His lips twitched. “Are you being stubborn?”

“Are you?” She was. He kept giving her noncommittal answers and she wanted him to make a choice, to have an opinion. It was possible he genuinely didn’t care what he ate, but even then, that wasn’t all that healthy.

He studied her for several more seconds, amusement showing on his face, before tilting his head marginally to the right without ever breaking eye-contact and saying, “Root beer’s good.”

He’d left the diet soda for her. Was that the reason he’d done it? Or did he prefer root beer? Or did he just not like diet soda?

Why am I overanalyzing every single thing?

Lynnette set his choice on the cabinet top within his reach, then finally lowered to her seat with the remainder of the contents in the bag—her own lunch.
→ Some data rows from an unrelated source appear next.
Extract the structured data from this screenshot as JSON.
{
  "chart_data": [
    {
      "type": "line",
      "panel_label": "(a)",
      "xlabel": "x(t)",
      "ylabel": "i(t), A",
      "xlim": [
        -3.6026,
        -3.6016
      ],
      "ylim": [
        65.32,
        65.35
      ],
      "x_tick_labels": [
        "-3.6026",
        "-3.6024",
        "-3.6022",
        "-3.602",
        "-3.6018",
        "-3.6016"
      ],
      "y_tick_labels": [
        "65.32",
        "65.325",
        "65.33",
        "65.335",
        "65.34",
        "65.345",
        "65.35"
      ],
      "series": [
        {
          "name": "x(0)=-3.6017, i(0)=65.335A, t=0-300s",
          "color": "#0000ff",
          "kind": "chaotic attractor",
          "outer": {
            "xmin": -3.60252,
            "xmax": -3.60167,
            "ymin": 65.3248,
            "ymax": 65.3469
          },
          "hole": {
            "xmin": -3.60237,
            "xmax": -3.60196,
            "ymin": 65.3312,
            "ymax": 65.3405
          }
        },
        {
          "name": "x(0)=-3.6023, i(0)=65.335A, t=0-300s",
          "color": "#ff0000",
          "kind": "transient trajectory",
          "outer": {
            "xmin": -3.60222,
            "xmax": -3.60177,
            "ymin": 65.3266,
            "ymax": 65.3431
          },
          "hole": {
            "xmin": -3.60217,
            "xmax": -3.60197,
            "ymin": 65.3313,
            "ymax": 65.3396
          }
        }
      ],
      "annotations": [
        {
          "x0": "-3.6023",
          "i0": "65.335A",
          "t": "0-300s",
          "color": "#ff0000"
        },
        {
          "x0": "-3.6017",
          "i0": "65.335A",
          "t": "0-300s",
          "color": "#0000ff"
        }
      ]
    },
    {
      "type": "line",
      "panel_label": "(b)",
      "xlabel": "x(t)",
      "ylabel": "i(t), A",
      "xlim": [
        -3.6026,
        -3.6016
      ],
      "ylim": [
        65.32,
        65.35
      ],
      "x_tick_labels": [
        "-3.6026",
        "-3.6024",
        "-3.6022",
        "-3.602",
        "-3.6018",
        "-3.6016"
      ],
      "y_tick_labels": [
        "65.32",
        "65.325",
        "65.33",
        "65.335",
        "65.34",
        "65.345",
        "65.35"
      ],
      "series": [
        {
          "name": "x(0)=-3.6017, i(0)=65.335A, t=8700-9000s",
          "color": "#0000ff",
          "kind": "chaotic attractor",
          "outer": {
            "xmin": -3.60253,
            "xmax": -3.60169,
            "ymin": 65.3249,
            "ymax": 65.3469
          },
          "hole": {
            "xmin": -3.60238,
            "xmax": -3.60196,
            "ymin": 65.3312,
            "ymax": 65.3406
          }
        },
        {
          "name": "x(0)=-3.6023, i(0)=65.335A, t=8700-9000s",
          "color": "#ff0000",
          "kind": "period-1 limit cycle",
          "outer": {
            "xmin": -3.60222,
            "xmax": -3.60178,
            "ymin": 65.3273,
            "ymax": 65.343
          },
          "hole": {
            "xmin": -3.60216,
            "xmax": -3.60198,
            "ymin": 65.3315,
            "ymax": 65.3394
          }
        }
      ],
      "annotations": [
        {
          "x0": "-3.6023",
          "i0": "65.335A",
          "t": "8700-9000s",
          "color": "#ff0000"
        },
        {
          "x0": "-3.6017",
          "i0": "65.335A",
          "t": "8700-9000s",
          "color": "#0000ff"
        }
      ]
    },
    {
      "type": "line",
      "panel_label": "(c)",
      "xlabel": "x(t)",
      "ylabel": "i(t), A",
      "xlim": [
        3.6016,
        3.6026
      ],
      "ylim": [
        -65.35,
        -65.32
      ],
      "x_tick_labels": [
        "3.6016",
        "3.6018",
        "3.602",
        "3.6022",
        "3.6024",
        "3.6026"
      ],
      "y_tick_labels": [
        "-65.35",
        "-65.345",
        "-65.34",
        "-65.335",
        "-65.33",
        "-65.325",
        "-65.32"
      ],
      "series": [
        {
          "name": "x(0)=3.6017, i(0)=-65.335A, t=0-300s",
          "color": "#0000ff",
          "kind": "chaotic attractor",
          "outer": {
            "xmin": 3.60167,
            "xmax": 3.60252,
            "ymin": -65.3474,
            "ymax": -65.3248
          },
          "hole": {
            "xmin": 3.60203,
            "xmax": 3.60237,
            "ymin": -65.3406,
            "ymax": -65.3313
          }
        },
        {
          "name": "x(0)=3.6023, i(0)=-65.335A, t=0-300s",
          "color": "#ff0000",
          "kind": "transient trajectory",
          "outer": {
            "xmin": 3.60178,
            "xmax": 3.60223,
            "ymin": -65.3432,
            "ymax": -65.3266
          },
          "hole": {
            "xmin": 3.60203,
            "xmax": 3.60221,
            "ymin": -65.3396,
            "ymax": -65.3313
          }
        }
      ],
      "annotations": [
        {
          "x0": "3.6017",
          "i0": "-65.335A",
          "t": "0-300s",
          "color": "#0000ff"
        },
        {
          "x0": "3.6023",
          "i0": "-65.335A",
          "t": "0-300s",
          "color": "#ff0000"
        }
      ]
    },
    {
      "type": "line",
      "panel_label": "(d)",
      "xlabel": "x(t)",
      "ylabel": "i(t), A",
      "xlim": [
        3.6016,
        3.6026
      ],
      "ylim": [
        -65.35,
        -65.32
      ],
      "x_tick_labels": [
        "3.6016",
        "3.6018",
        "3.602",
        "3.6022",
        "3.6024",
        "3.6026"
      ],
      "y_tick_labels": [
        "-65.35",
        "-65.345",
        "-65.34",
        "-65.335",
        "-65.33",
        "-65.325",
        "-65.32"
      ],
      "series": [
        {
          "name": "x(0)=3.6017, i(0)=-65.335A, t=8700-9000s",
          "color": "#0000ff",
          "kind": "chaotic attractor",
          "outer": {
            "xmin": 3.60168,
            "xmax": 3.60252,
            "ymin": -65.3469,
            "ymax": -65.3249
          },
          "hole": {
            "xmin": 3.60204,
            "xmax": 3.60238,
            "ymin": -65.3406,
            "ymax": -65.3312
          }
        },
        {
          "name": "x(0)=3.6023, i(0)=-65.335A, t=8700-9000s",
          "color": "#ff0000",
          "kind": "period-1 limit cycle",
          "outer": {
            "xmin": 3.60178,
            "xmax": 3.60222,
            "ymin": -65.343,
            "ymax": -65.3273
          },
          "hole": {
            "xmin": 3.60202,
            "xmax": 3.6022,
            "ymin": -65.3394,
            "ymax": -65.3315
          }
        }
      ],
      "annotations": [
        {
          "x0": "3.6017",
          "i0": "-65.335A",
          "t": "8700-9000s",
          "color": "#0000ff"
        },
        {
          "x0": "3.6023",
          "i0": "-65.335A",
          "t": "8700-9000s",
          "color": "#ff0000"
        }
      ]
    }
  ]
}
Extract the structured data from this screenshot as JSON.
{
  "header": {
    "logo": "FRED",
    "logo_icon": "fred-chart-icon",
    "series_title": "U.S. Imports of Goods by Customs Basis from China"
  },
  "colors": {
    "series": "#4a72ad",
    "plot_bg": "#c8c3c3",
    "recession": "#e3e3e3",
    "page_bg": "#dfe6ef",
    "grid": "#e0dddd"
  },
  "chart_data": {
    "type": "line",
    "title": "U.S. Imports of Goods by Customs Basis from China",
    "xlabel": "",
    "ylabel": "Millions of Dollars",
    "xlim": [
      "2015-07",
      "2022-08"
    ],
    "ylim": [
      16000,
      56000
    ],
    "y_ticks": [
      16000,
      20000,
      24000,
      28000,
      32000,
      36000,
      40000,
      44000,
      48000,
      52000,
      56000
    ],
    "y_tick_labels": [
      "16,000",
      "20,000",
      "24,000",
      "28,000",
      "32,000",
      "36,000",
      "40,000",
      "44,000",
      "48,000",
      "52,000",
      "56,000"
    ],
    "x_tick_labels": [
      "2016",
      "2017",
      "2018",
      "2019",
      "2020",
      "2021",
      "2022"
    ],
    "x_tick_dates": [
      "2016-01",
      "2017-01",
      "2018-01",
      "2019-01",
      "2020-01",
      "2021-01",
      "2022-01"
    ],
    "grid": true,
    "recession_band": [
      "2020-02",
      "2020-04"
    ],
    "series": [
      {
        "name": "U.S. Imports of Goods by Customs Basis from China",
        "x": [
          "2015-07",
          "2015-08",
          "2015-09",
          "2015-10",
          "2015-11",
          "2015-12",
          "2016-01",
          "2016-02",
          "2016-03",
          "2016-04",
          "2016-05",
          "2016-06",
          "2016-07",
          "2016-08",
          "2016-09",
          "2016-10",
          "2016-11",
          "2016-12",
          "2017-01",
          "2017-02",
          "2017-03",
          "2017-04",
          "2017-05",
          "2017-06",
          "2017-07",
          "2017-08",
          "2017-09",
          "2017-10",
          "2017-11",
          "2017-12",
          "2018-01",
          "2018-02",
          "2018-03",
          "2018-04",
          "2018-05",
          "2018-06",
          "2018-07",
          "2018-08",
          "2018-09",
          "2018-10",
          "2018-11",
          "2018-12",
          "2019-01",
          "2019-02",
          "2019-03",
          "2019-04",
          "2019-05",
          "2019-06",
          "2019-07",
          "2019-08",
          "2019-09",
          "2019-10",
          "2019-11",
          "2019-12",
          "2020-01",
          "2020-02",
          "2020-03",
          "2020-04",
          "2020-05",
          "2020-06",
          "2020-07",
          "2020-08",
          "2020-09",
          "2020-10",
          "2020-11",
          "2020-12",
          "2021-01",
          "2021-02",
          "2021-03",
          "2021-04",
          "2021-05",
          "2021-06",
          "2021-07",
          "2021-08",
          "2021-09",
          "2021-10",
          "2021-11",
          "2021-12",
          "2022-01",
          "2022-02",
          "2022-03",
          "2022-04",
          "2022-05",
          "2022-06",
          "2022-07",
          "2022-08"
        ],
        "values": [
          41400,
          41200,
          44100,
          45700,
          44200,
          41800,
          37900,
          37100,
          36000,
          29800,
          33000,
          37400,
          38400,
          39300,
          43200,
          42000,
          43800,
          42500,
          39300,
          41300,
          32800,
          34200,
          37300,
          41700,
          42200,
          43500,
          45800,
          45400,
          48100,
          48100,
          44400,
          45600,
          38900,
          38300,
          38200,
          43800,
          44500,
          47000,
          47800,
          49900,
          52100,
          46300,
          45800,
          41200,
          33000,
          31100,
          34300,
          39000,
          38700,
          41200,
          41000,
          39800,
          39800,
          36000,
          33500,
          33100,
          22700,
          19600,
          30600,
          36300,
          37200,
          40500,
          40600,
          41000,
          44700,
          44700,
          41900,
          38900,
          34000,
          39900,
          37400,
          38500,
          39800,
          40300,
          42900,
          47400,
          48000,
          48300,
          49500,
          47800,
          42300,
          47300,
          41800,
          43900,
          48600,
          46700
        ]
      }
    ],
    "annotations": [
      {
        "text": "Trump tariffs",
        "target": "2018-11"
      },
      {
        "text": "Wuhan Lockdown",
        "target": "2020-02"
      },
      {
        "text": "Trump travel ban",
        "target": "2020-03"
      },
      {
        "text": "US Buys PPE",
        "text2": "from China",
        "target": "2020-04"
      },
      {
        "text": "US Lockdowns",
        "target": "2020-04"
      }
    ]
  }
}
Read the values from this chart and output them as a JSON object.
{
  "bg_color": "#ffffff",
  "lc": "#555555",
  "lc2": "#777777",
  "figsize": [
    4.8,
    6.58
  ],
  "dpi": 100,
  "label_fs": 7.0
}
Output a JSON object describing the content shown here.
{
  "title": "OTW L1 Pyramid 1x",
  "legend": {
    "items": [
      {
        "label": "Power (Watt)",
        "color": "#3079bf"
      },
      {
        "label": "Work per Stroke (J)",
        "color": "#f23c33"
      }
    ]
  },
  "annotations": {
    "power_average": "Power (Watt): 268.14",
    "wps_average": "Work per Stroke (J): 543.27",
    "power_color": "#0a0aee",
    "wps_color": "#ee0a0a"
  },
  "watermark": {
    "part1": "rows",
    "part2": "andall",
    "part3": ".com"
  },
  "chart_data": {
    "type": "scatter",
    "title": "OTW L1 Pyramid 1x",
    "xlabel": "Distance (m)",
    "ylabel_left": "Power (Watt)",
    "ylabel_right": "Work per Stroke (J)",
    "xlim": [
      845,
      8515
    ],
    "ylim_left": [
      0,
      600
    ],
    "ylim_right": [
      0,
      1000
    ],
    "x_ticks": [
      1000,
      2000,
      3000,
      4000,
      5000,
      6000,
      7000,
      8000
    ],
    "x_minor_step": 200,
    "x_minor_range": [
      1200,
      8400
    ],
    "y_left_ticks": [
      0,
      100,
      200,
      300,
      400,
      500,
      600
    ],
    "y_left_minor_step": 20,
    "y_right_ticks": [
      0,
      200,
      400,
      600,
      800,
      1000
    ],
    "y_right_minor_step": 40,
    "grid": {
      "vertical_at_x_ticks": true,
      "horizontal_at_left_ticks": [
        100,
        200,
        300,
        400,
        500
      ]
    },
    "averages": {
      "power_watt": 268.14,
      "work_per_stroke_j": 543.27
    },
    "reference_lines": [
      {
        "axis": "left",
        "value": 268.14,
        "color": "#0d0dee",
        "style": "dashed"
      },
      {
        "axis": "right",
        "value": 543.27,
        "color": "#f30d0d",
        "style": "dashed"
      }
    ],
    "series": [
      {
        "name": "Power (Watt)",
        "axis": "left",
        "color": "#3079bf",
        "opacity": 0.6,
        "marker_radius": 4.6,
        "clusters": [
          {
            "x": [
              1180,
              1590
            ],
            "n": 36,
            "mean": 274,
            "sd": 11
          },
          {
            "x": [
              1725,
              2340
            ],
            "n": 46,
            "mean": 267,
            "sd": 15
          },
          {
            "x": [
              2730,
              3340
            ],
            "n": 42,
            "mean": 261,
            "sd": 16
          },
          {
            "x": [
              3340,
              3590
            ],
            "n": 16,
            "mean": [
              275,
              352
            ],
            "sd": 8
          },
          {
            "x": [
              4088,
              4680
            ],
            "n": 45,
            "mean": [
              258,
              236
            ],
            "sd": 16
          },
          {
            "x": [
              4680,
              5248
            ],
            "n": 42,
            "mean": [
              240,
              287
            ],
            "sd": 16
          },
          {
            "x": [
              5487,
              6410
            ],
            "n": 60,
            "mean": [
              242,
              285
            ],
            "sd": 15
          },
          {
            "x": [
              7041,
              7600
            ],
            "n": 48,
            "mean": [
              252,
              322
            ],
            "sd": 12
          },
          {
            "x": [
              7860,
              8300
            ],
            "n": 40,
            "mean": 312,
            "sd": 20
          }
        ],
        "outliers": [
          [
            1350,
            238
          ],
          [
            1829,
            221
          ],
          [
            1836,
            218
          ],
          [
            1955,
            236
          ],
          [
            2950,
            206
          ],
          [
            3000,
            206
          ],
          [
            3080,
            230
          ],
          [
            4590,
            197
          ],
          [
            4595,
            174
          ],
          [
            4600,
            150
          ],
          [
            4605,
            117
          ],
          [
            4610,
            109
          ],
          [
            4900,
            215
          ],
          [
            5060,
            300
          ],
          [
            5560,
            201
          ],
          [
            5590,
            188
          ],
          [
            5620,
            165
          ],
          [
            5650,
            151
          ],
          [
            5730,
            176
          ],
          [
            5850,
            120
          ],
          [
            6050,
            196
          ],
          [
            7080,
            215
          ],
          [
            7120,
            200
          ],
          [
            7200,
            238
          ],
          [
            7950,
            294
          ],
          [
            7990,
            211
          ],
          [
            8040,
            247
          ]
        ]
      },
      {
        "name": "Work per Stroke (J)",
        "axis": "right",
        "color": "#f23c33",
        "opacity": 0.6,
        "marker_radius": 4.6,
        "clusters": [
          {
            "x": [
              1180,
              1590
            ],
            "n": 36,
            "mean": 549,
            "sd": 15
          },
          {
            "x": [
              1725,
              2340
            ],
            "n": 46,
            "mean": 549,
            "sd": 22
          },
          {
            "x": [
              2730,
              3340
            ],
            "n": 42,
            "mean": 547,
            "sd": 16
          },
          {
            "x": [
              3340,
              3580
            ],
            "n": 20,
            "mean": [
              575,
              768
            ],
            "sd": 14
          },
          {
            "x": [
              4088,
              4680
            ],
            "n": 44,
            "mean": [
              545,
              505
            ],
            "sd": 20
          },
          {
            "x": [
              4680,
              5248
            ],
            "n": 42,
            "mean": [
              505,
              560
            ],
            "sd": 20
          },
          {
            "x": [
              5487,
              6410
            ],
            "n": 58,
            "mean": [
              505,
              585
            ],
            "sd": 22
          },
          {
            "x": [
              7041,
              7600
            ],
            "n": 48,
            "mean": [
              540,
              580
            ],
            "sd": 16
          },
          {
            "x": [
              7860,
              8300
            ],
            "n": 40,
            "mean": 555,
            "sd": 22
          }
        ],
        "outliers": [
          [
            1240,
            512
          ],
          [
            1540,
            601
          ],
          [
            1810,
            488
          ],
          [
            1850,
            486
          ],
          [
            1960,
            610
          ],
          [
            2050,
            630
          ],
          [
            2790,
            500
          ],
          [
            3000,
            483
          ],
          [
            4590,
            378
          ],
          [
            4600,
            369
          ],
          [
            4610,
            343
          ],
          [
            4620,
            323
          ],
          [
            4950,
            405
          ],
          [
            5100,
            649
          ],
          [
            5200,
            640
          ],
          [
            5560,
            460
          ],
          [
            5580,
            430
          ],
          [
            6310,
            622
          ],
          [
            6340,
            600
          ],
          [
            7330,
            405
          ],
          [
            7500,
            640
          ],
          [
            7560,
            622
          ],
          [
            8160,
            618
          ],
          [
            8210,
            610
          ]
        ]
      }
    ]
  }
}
She twisted off the cap of the soda and gulped down a swallow, then set the bottle on the same cabinet top so she could unwrap her sandwich.

“So,” Lance said as he lifted the first half of his already unwrapped sub toward his mouth, “since you’re off the clock, can we talk about non-medical shit? I’d like to know Lynnette beneath the scrubs.”

She watched him bite into the sandwich as her brow arched. “You mean beyond?”